The suffragette, Helen Beedy, gave a speech advocating voting rights for women at a public meeting in the building in December 1874. In 1877, when Truro became a city, the complex was renamed Truro City Hall. In the early 20th century civic leaders decided to make the market hall at the rear of the complex available for public use. This resulted in the market hall being operated as a skating rink in 1907 and then as a cinema in 1912.

In 1914 the clock tower caught fire; it spread through the roof and gutted much of the building. After the building was restored a new clock and chimes were provided by an anonymous donor: the new clock was by Smith of Derby, and the four bells by Taylor of Loughborough. After the fire, the market hall was remodelled as a theatre with a stage in 1925 and, following a period of neglect in the 1960s, it served as a flea market in the 1970s. The rock band, Queen, played their first live concert in the building on 27 June 1970.

The municipal buildings continued to serve as the headquarters of Truro City Council for much of the 20th century, but ceased to be the local seat of government after the enlarged Carrick District Council was formed at offices in Pydar Street in 1974.

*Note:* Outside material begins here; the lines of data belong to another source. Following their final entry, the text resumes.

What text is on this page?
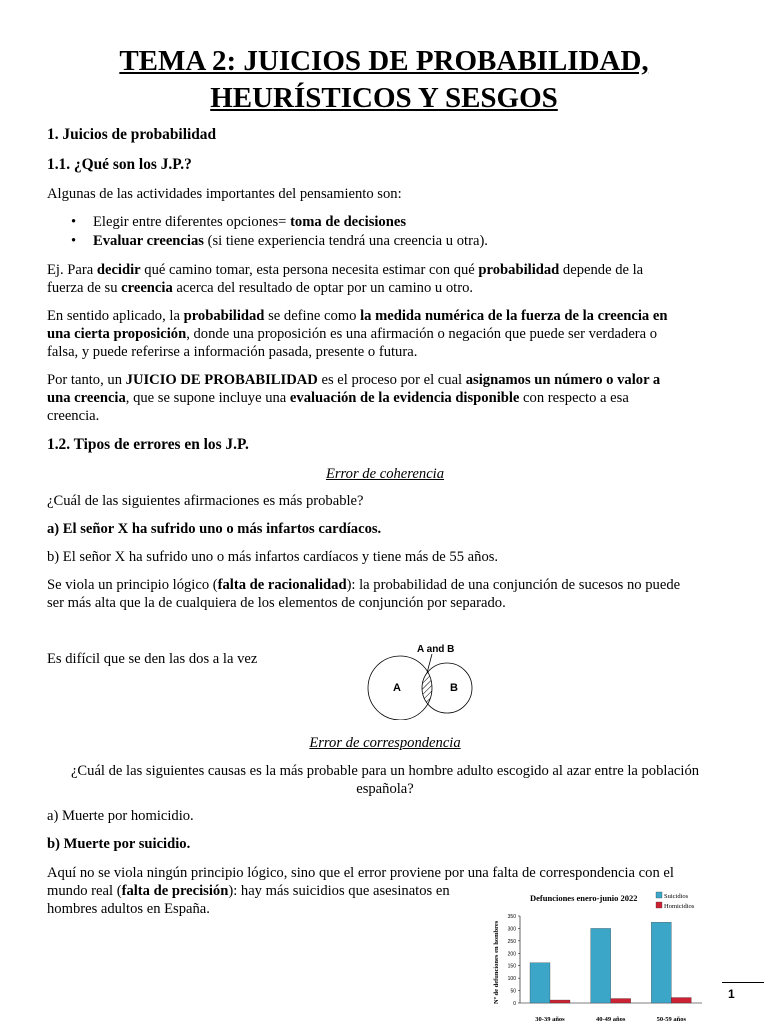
TEMA 2: JUICIOS DE PROBABILIDAD,
HEURÍSTICOS Y SESGOS
1. Juicios de probabilidad
1.1. ¿Qué son los J.P.?
Algunas de las actividades importantes del pensamiento son:
Elegir entre diferentes opciones= toma de decisiones
Evaluar creencias (si tiene experiencia tendrá una creencia u otra).
Ej. Para decidir qué camino tomar, esta persona necesita estimar con qué probabilidad depende de la
fuerza de su creencia acerca del resultado de optar por un camino u otro.
En sentido aplicado, la probabilidad se define como la medida numérica de la fuerza de la creencia en
una cierta proposición, donde una proposición es una afirmación o negación que puede ser verdadera o
falsa, y puede referirse a información pasada, presente o futura.
Por tanto, un JUICIO DE PROBABILIDAD es el proceso por el cual asignamos un número o valor a
una creencia, que se supone incluye una evaluación de la evidencia disponible con respecto a esa
creencia.
1.2. Tipos de errores en los J.P.
Error de coherencia
¿Cuál de las siguientes afirmaciones es más probable?
a) El señor X ha sufrido uno o más infartos cardíacos.
b) El señor X ha sufrido uno o más infartos cardíacos y tiene más de 55 años.
Se viola un principio lógico (falta de racionalidad): la probabilidad de una conjunción de sucesos no puede
ser más alta que la de cualquiera de los elementos de conjunción por separado.
Es difícil que se den las dos a la vez
A and B
A	B
Error de correspondencia
¿Cuál de las siguientes causas es la más probable para un hombre adulto escogido al azar entre la población
española?
a) Muerte por homicidio.
b) Muerte por suicidio.
Aquí no se viola ningún principio lógico, sino que el error proviene por una falta de correspondencia con el
mundo real (falta de precisión): hay más suicidios que asesinatos en
hombres adultos en España.
Defunciones enero-junio 2022
Nº de defunciones en hombres	0
50
100
150
200
250
300
350
30-39 años	40-49 años	50-59 años
Suicidios
Homicidios
1
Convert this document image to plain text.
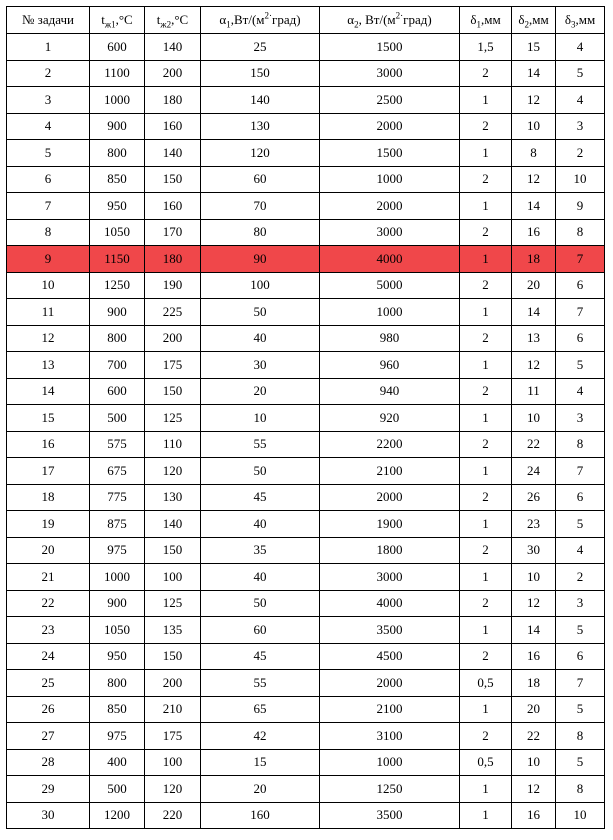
№ задачи	$t_{ж1},^\circ C$	$t_{ж2},^\circ C$	$\alpha_1,Вт/(м^{2\cdot}град)$	$\alpha_2$, $Вт/(м^{2\cdot}град)$	$\delta_1,мм$	$\delta_2,мм$	$\delta_3,мм$
1	600	140	25	1500	1,5	15	4
2	1100	200	150	3000	2	14	5
3	1000	180	140	2500	1	12	4
4	900	160	130	2000	2	10	3
5	800	140	120	1500	1	8	2
6	850	150	60	1000	2	12	10
7	950	160	70	2000	1	14	9
8	1050	170	80	3000	2	16	8
9	1150	180	90	4000	1	18	7
10	1250	190	100	5000	2	20	6
11	900	225	50	1000	1	14	7
12	800	200	40	980	2	13	6
13	700	175	30	960	1	12	5
14	600	150	20	940	2	11	4
15	500	125	10	920	1	10	3
16	575	110	55	2200	2	22	8
17	675	120	50	2100	1	24	7
18	775	130	45	2000	2	26	6
19	875	140	40	1900	1	23	5
20	975	150	35	1800	2	30	4
21	1000	100	40	3000	1	10	2
22	900	125	50	4000	2	12	3
23	1050	135	60	3500	1	14	5
24	950	150	45	4500	2	16	6
25	800	200	55	2000	0,5	18	7
26	850	210	65	2100	1	20	5
27	975	175	42	3100	2	22	8
28	400	100	15	1000	0,5	10	5
29	500	120	20	1250	1	12	8
30	1200	220	160	3500	1	16	10
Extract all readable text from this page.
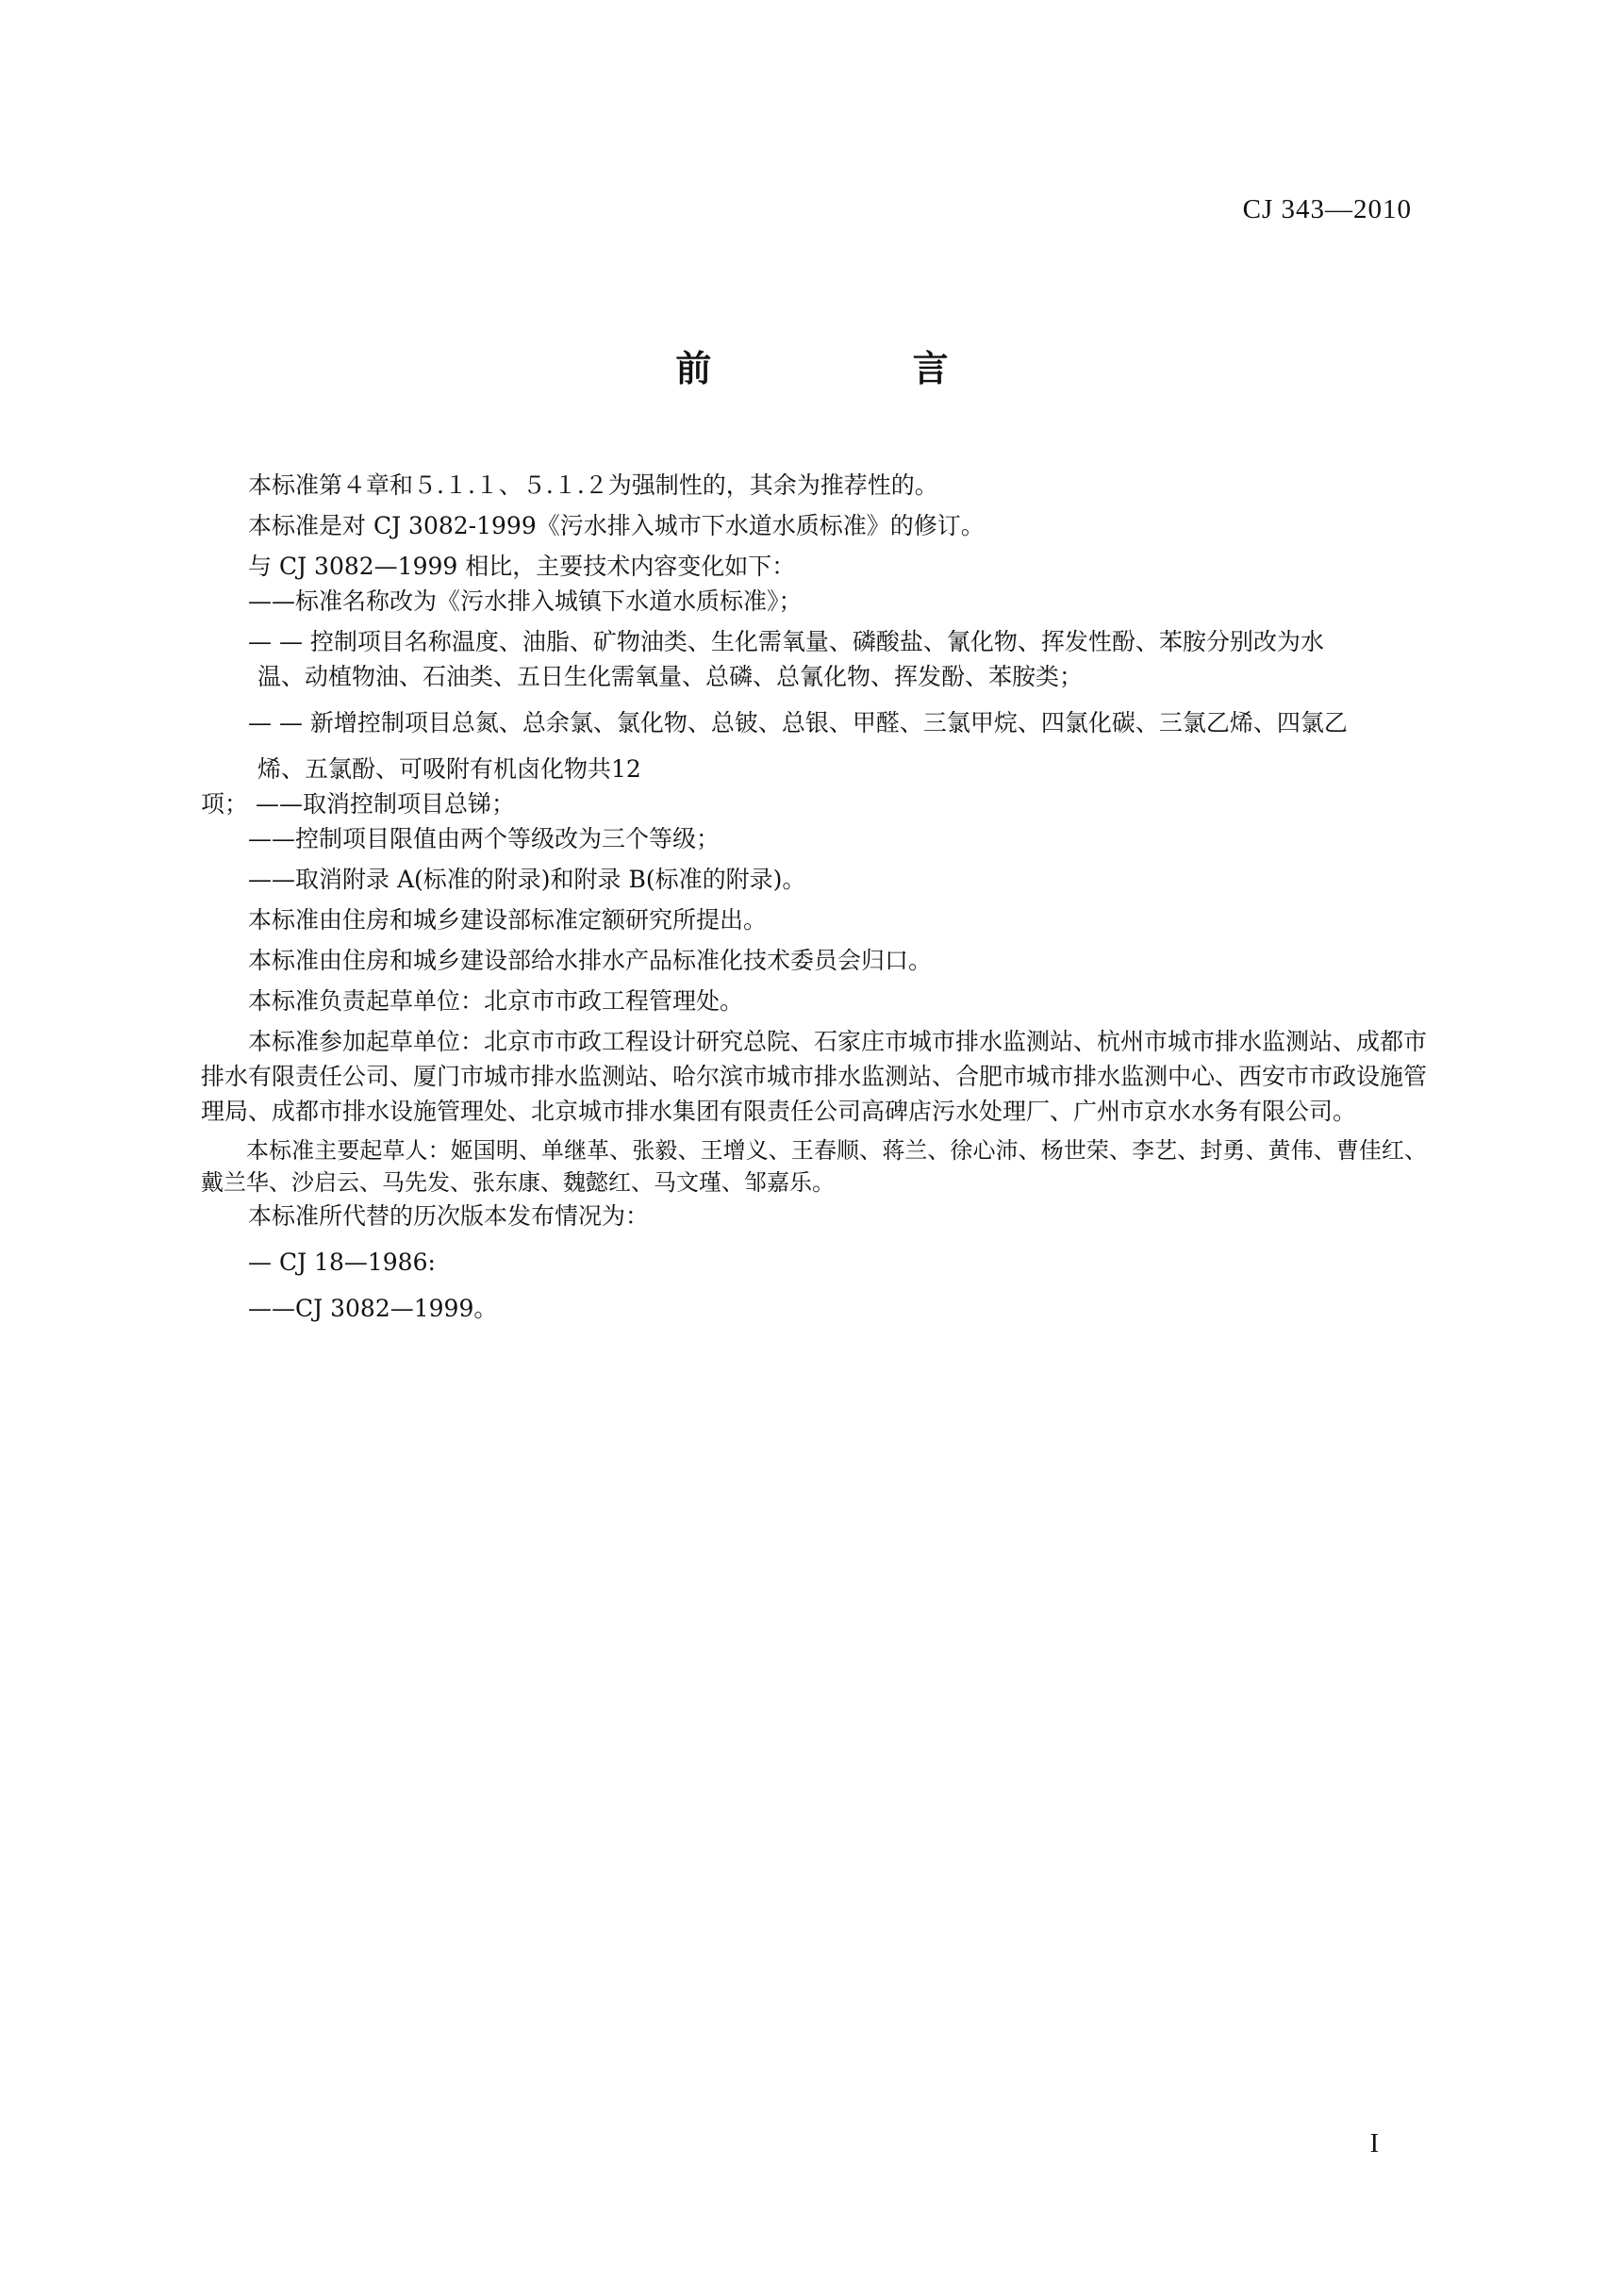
CJ 343—2010
前 言
本标准第４章和５.１.１、５.１.２为强制性的，其余为推荐性的。
本标准是对 CJ 3082-1999《污水排入城市下水道水质标准》的修订。
与 CJ 3082—1999 相比，主要技术内容变化如下：
——标准名称改为《污水排入城镇下水道水质标准》；
— — 控制项目名称温度、油脂、矿物油类、生化需氧量、磷酸盐、氰化物、挥发性酚、苯胺分别改为水
温、动植物油、石油类、五日生化需氧量、总磷、总氰化物、挥发酚、苯胺类；
— — 新增控制项目总氮、总余氯、氯化物、总铍、总银、甲醛、三氯甲烷、四氯化碳、三氯乙烯、四氯乙
烯、五氯酚、可吸附有机卤化物共12
项； ——取消控制项目总锑；
——控制项目限值由两个等级改为三个等级；
——取消附录 A(标准的附录)和附录 B(标准的附录)。
本标准由住房和城乡建设部标准定额研究所提出。
本标准由住房和城乡建设部给水排水产品标准化技术委员会归口。
本标准负责起草单位：北京市市政工程管理处。
本标准参加起草单位：北京市市政工程设计研究总院、石家庄市城市排水监测站、杭州市城市排水监测站、成都市排水有限责任公司、厦门市城市排水监测站、哈尔滨市城市排水监测站、合肥市城市排水监测中心、西安市市政设施管理局、成都市排水设施管理处、北京城市排水集团有限责任公司高碑店污水处理厂、广州市京水水务有限公司。
本标准主要起草人：姬国明、单继革、张毅、王增义、王春顺、蒋兰、徐心沛、杨世荣、李艺、封勇、黄伟、曹佳红、戴兰华、沙启云、马先发、张东康、魏懿红、马文瑾、邹嘉乐。
本标准所代替的历次版本发布情况为：
— CJ 18—1986:
——CJ 3082—1999。
I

After a major refurbishment in the mid-1990s, the former market hall at the rear of the complex re-opened as Hall for Cornwall on 15 November 1997. In September 2008 the venue put on a re-working of the play, The Jew of Malta by Christopher Marlowe, entitled Barabas, which featured a Cornish, national and international cast. The venue then became one of a number of organisations involved in Cornwall Council's proposed National Theatre of Cornwall, when the initiative was launched in February 2012. Christmas shows, directed by locally based director and producer, Simon Harvey, included Dick Whittington and his Mousehole Cat! in December 2016 and Jack and the Beanstalk - A gigantic adventure! in December 2017.

A major programme of refurbishment works, undertaken by Kier Group at a cost of £20 million to a design by Burrell Foley Fischer, began in June 2018. The project involved a completely new auditorium, located in the centre of the complex, increasing the capacity of the venue from 965 seats to 1,354 seats: it is accessed from the north end of the complex, i.e. Boscawen Street, whereas the old auditorium was accessed from the south end of the complex, i.e. Back Quay. Although the venue continues to be called Hall for Cornwall, the new auditorium is known as The Cornwall Playhouse and opened in 2021. Beginning in 2022, following the refurbishment of the hall, work began on the clock tower: the clock and bells were removed, and were serviced and repaired while the tower itself was dismantled and rebuilt; the reconditioned bells and clock were returned to the tower in 2023.